Jane Eyre learned Urdu

December 2025 · 2 minute read

From the novel:

‘Jane, what are you doing?’

‘Learning German.’

‘I want you to give up German and learn Hindostanee.’

‘You are not in earnest?"

‘In such earnest that I must have it so: and I will tell you why.’

He then went on to explain that Hindostanee was the language he was himself at present studying; that, as he advanced, he was apt to forget the commencement; that it would assist him greatly to have a pupil with whom he might again and again go over the elements, and so fix them thoroughly in his mind; that his choice had hovered for some time between me and his sisters; but that he had fixed on me because he saw I could sit at a task the longest of the three. Would I do him this favour? I should not, perhaps, have to make the sacrifice long, as it wanted now barely three months to his departure.

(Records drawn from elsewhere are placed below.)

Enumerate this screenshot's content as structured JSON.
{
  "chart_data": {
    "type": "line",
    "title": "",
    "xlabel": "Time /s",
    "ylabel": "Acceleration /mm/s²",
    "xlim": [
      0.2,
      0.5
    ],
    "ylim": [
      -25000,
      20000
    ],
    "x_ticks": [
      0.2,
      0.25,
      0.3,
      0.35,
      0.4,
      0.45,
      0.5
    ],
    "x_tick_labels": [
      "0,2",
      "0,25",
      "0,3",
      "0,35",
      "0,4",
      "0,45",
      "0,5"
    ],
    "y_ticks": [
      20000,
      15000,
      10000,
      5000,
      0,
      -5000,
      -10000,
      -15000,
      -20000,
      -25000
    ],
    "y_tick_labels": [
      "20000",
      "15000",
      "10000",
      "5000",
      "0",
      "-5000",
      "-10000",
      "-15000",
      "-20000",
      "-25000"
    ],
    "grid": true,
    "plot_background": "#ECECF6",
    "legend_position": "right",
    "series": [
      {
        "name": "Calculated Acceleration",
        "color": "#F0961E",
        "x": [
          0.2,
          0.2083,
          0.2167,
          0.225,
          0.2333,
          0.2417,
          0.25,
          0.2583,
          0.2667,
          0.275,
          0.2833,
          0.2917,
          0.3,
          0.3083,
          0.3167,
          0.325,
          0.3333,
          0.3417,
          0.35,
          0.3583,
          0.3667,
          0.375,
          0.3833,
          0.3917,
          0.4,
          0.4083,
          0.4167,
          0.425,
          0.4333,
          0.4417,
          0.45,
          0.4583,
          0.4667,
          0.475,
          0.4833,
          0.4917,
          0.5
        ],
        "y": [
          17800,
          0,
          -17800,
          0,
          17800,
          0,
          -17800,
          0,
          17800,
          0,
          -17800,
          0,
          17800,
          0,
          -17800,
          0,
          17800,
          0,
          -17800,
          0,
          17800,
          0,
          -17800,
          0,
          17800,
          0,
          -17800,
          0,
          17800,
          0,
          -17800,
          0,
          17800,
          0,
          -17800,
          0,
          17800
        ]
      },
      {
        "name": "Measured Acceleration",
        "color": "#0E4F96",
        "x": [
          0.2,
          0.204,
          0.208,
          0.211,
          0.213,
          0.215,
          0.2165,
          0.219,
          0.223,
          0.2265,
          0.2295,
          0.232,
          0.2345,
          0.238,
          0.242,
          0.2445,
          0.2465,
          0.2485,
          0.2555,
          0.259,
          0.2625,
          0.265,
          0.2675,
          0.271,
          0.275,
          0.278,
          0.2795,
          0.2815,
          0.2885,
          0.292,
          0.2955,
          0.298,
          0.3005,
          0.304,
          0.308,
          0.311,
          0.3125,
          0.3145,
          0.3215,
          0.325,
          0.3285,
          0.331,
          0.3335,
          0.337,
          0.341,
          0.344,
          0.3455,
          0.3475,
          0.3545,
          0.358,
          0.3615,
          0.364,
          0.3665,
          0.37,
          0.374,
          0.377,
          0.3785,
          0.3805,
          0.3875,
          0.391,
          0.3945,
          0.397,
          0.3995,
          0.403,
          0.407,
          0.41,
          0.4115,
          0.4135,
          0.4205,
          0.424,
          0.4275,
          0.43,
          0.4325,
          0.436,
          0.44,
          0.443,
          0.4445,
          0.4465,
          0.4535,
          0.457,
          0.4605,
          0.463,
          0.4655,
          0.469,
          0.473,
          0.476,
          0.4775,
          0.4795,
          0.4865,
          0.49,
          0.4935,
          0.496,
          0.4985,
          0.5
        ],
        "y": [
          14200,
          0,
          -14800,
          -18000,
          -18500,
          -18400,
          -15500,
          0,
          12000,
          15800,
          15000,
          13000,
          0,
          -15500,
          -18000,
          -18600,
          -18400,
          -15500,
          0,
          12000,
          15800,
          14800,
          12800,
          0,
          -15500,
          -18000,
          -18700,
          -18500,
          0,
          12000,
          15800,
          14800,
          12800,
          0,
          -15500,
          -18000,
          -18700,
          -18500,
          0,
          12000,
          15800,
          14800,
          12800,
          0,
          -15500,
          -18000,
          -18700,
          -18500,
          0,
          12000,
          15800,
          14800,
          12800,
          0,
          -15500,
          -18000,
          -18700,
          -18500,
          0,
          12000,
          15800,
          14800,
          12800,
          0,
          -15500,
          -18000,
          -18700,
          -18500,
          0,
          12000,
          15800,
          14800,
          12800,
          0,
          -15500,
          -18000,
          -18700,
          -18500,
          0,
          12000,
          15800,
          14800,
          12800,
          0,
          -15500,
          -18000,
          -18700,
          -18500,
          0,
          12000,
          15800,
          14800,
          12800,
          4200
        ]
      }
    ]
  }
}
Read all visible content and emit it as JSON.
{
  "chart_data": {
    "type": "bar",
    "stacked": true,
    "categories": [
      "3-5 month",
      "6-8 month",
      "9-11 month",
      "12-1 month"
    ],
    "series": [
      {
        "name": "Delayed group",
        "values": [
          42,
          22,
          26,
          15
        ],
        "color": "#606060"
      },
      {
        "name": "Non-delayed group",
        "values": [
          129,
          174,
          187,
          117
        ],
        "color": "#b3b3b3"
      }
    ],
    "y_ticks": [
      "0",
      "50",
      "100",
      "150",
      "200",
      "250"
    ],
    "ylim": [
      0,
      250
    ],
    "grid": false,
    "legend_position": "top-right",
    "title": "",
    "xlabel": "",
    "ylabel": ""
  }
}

St John was not a man to be lightly refused: you felt that every impression made on him, either for pain or pleasure, was deep-graved and permanent. I consented. (ch XXIX)

Footnote:

I. gentleman… St John: St John (pronounced ‘Sinjohn’) Rivers is popularly supposed to have been based on the evangelical Revd Henry Nussey, who proposed to Charlotte Brontë in 1839 and was rejected. She disclaimed the qualities he sought in a wife, having neither the requisite seriousness nor “personal attractions” sufficient to please your eye’. He had also proposed that she set up as teacher of a ‘school near Donnington’, a project similar to the one St John institutes for Jane (Letter of 5 March 1839, Letters, Vol. 1, p. 185). However, St John’s missionary zeal may have been suggested by the missionary, Henry Martyn, a friend and benefactor of Patrick Brontë at Cambridge and his spiritual hero. Martyn translated the Bible into Urdu (called in Jane Eyre ‘Hindostanee’) and Persian and supervised its translation into Arabic; he evangelized India, at the cost of his personal happiness, for the woman he loved refused to accompany him, a situation paralleled in Jane Eyre. The name ‘St John’ recalls the St John who was the author of the visionary Revelation, the last book of the Bible.